Additionally, The Filmmakers selected subject matter that was generally treated in an exploitive/pulpy manner and tried to handle it in a sensitive realistic way. Lupino’s first film, Not Wanted, tackled unwed teenagers and pregnancy. It is interesting to note that rates of teenage pregnancy were higher in the 50’s than today — everyone just acted like it didn’t happen. Other unpopular subjects The Filmmakers explored included rape and bigotry.
Unfortunately after two films, The Filmmakers couldn’t make payroll, no matter how frugal Ida and her partners were with regard to costs. Luckily, one of Lupino’s old flames (from her blonde Harlow days) stepped in at the last minute to save The Filmmakers. Howard Hughes folded The Filmmakers under RKO wings with a $250,000 cash infusion. The money allowed Lupino the artistic freedom to continue to create the type of arthouse films she wanted. It also allowed Howard the Helpful to scrape up all the profits.
After the last film, Private Hell 36, The Filmmakers fell apart. Divorce, brawling and Booze took their toll. (And Howard’s generousity extended only so far.)

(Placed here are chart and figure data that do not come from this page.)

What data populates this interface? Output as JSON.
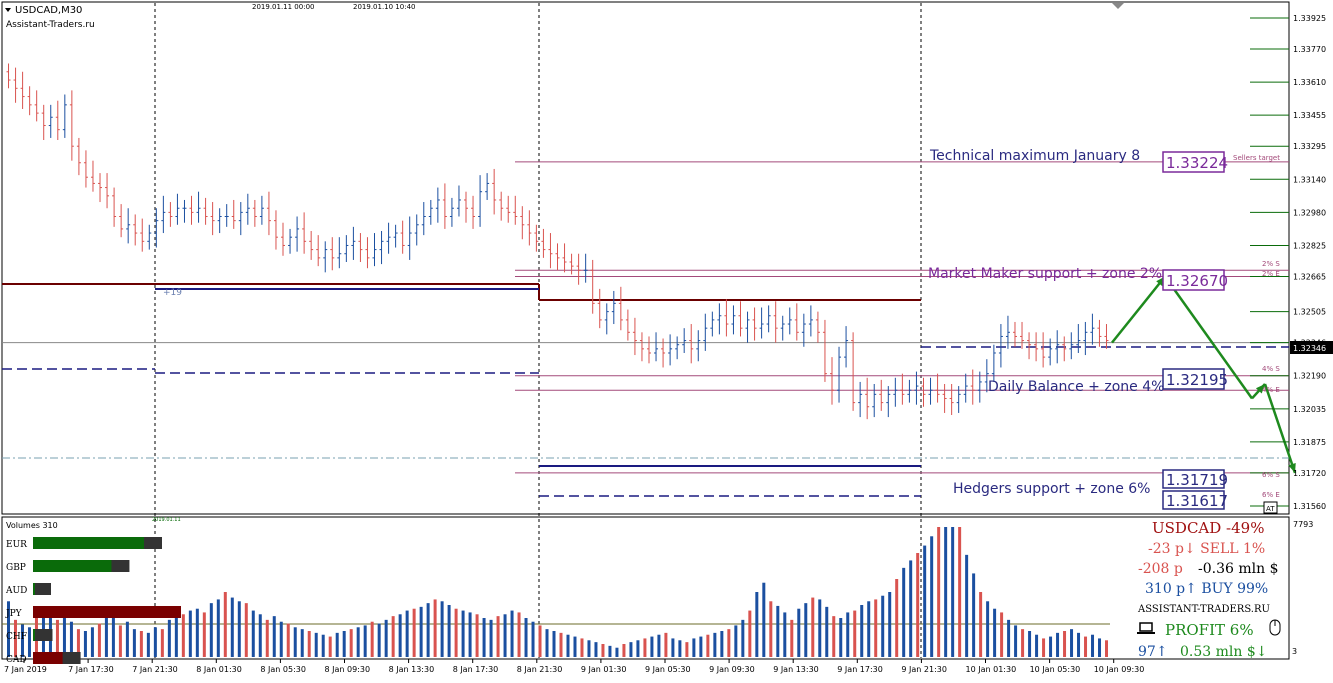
{
  "header": {
    "symbol": "USDCAD,M30",
    "site": "Assistant-Traders.ru",
    "date_mark_1": "2019.01.11 00:00",
    "date_mark_2": "2019.01.10 10:40",
    "sub_mark": "2019.01.11",
    "level_tag": "+19"
  },
  "chart_data": {
    "type": "candlestick",
    "symbol": "USDCAD",
    "timeframe": "M30",
    "ylim": [
      1.3148,
      1.3397
    ],
    "y_ticks": [
      1.3392,
      1.3377,
      1.3361,
      1.3345,
      1.333,
      1.3314,
      1.3298,
      1.3282,
      1.3267,
      1.325,
      1.3235,
      1.3219,
      1.3203,
      1.3187,
      1.3172,
      1.3156
    ],
    "y_tick_labels": [
      "1.33925",
      "1.33770",
      "1.33610",
      "1.33455",
      "1.33295",
      "1.33140",
      "1.32980",
      "1.32825",
      "1.32665",
      "1.32505",
      "1.32346",
      "1.32190",
      "1.32035",
      "1.31875",
      "1.31720",
      "1.31560"
    ],
    "current_price": "1.32346",
    "x_tick_labels": [
      "7 Jan 2019",
      "7 Jan 17:30",
      "7 Jan 21:30",
      "8 Jan 01:30",
      "8 Jan 05:30",
      "8 Jan 09:30",
      "8 Jan 13:30",
      "8 Jan 17:30",
      "8 Jan 21:30",
      "9 Jan 01:30",
      "9 Jan 05:30",
      "9 Jan 09:30",
      "9 Jan 13:30",
      "9 Jan 17:30",
      "9 Jan 21:30",
      "10 Jan 01:30",
      "10 Jan 05:30",
      "10 Jan 09:30"
    ],
    "closes": [
      1.3362,
      1.3358,
      1.3354,
      1.335,
      1.3346,
      1.334,
      1.3344,
      1.3338,
      1.335,
      1.333,
      1.3322,
      1.3315,
      1.3312,
      1.331,
      1.3306,
      1.3296,
      1.329,
      1.3292,
      1.3288,
      1.3284,
      1.3288,
      1.3294,
      1.3298,
      1.3296,
      1.33,
      1.33,
      1.3298,
      1.33,
      1.3296,
      1.3294,
      1.3296,
      1.3296,
      1.3294,
      1.3298,
      1.33,
      1.3296,
      1.33,
      1.3294,
      1.3286,
      1.3282,
      1.3286,
      1.329,
      1.3284,
      1.328,
      1.3276,
      1.328,
      1.3276,
      1.3278,
      1.3282,
      1.3284,
      1.328,
      1.3276,
      1.328,
      1.3284,
      1.3286,
      1.3288,
      1.3282,
      1.3288,
      1.3292,
      1.3296,
      1.33,
      1.3304,
      1.3296,
      1.33,
      1.3304,
      1.33,
      1.3296,
      1.3308,
      1.3312,
      1.3304,
      1.33,
      1.3298,
      1.3296,
      1.3292,
      1.3288,
      1.3284,
      1.328,
      1.3278,
      1.3276,
      1.3274,
      1.3272,
      1.327,
      1.327,
      1.3254,
      1.3246,
      1.325,
      1.3254,
      1.3246,
      1.324,
      1.3236,
      1.3232,
      1.323,
      1.3232,
      1.323,
      1.3232,
      1.3234,
      1.3236,
      1.3232,
      1.3236,
      1.3242,
      1.3246,
      1.3248,
      1.3244,
      1.3248,
      1.3242,
      1.3246,
      1.3242,
      1.3244,
      1.3248,
      1.3242,
      1.3244,
      1.3246,
      1.324,
      1.3244,
      1.3246,
      1.324,
      1.322,
      1.3212,
      1.3228,
      1.3236,
      1.3206,
      1.321,
      1.3204,
      1.321,
      1.3206,
      1.321,
      1.3212,
      1.321,
      1.3212,
      1.3214,
      1.321,
      1.3212,
      1.321,
      1.3208,
      1.3206,
      1.321,
      1.3214,
      1.3212,
      1.3216,
      1.322,
      1.323,
      1.3238,
      1.324,
      1.3238,
      1.3236,
      1.3234,
      1.3232,
      1.3228,
      1.3232,
      1.3234,
      1.3232,
      1.3234,
      1.3236,
      1.324,
      1.3242,
      1.3238,
      1.3236
    ],
    "levels": [
      {
        "label": "Technical maximum January 8",
        "price": "1.33224",
        "tag": "Sellers target",
        "color": "#a34a7a"
      },
      {
        "label": "Market Maker support + zone 2%",
        "price": "1.32670",
        "tag": "2% S",
        "tag2": "2% E",
        "color": "#a34a7a"
      },
      {
        "label": "Daily Balance + zone 4%",
        "price": "1.32195",
        "tag": "4% S",
        "tag2": "4% E",
        "color": "#a34a7a"
      },
      {
        "label": "Hedgers support + zone 6%",
        "price": "1.31719",
        "tag": "6% S",
        "tag2": "6% E",
        "color": "#a34a7a"
      },
      {
        "label": "",
        "price": "1.31617",
        "color": "#1a1a80"
      }
    ],
    "forecast_arrow_prices": [
      1.3235,
      1.3267,
      1.3208,
      1.3215,
      1.3172
    ]
  },
  "volumes": {
    "title": "Volumes 310",
    "right_max": "7793",
    "right_min": "3",
    "values": [
      60,
      40,
      35,
      32,
      48,
      52,
      46,
      40,
      44,
      38,
      30,
      28,
      32,
      36,
      50,
      42,
      34,
      38,
      30,
      28,
      26,
      32,
      30,
      40,
      42,
      46,
      50,
      52,
      48,
      58,
      62,
      70,
      64,
      60,
      58,
      50,
      46,
      40,
      44,
      38,
      36,
      32,
      30,
      28,
      26,
      24,
      22,
      26,
      28,
      30,
      32,
      34,
      38,
      36,
      40,
      44,
      46,
      50,
      52,
      54,
      58,
      62,
      60,
      56,
      52,
      50,
      48,
      46,
      42,
      40,
      44,
      46,
      50,
      48,
      42,
      38,
      34,
      30,
      28,
      26,
      24,
      22,
      20,
      18,
      16,
      14,
      12,
      10,
      14,
      16,
      18,
      20,
      22,
      24,
      26,
      20,
      18,
      16,
      20,
      22,
      24,
      26,
      28,
      30,
      34,
      40,
      50,
      70,
      80,
      60,
      55,
      48,
      40,
      52,
      58,
      64,
      62,
      54,
      44,
      42,
      48,
      50,
      56,
      60,
      62,
      66,
      70,
      84,
      96,
      104,
      112,
      120,
      130,
      150,
      160,
      170,
      140,
      110,
      90,
      70,
      60,
      52,
      48,
      40,
      34,
      30,
      28,
      24,
      20,
      22,
      26,
      28,
      30,
      26,
      22,
      24,
      20,
      18
    ],
    "colors": [
      "blue",
      "red"
    ],
    "currencies": [
      {
        "code": "EUR",
        "fill": 0.75,
        "color": "#0a6b0a"
      },
      {
        "code": "GBP",
        "fill": 0.53,
        "color": "#0a6b0a"
      },
      {
        "code": "AUD",
        "fill": 0.0,
        "color": "#0a6b0a"
      },
      {
        "code": "JPY",
        "fill": 1.0,
        "color": "#7a0000"
      },
      {
        "code": "CHF",
        "fill": 0.01,
        "color": "#0a6b0a"
      },
      {
        "code": "CAD",
        "fill": 0.2,
        "color": "#7a0000"
      }
    ]
  },
  "info_panel": {
    "title": "USDCAD -49%",
    "line1": "-23 p↓  SELL 1%",
    "line2_a": "-208 p",
    "line2_b": "-0.36 mln $",
    "line3": "310 p↑  BUY 99%",
    "site": "ASSISTANT-TRADERS.RU",
    "profit": "PROFIT 6%",
    "line_last_a": "97↑",
    "line_last_b": "0.53 mln $↓"
  },
  "colors": {
    "bull": "#1b4fa0",
    "bear": "#d9534f",
    "level": "#a34a7a",
    "dark_red": "#6b0000",
    "navy": "#1a1a80",
    "arrow": "#1e8a1e",
    "green_text": "#1e8a1e"
  }
}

Lupino was down, but far from out. Her next move was really smart. She started directing television. She aligned herself with Four Star Television (and rumor has it, CEO Dick Powell) and proceeded to direct hundreds of television shows for the next 20 odd years. She tackled every type of subject matter: western, mystery, thrillers, sci-fi, comedy, — everything but true romance.
But she could not leave acting–lucky for us. Lupino finally got to out-do Bette Davis later in life with some of her later “bad girl” roles. In 1955’s Women’s Prison she was a wasp-waisted slapaholic prison warden. Personally, I always enjoyed the creepy warden in Women in Chains, 1972. I think it gives Bette’s Baby Jane a run for her money… Bitches Rule.
Near Mint. On Dangerous Ground. 1952, Half Sheet, style A. Paperbacked. Restored. Directed by Nicholas Ray. This is a fairly obscure poster.
*Lupino lore. Her role was really more of a comedic Prime of Miss Jean Brodie seduction than a Jodie Foster in Taxi Driver.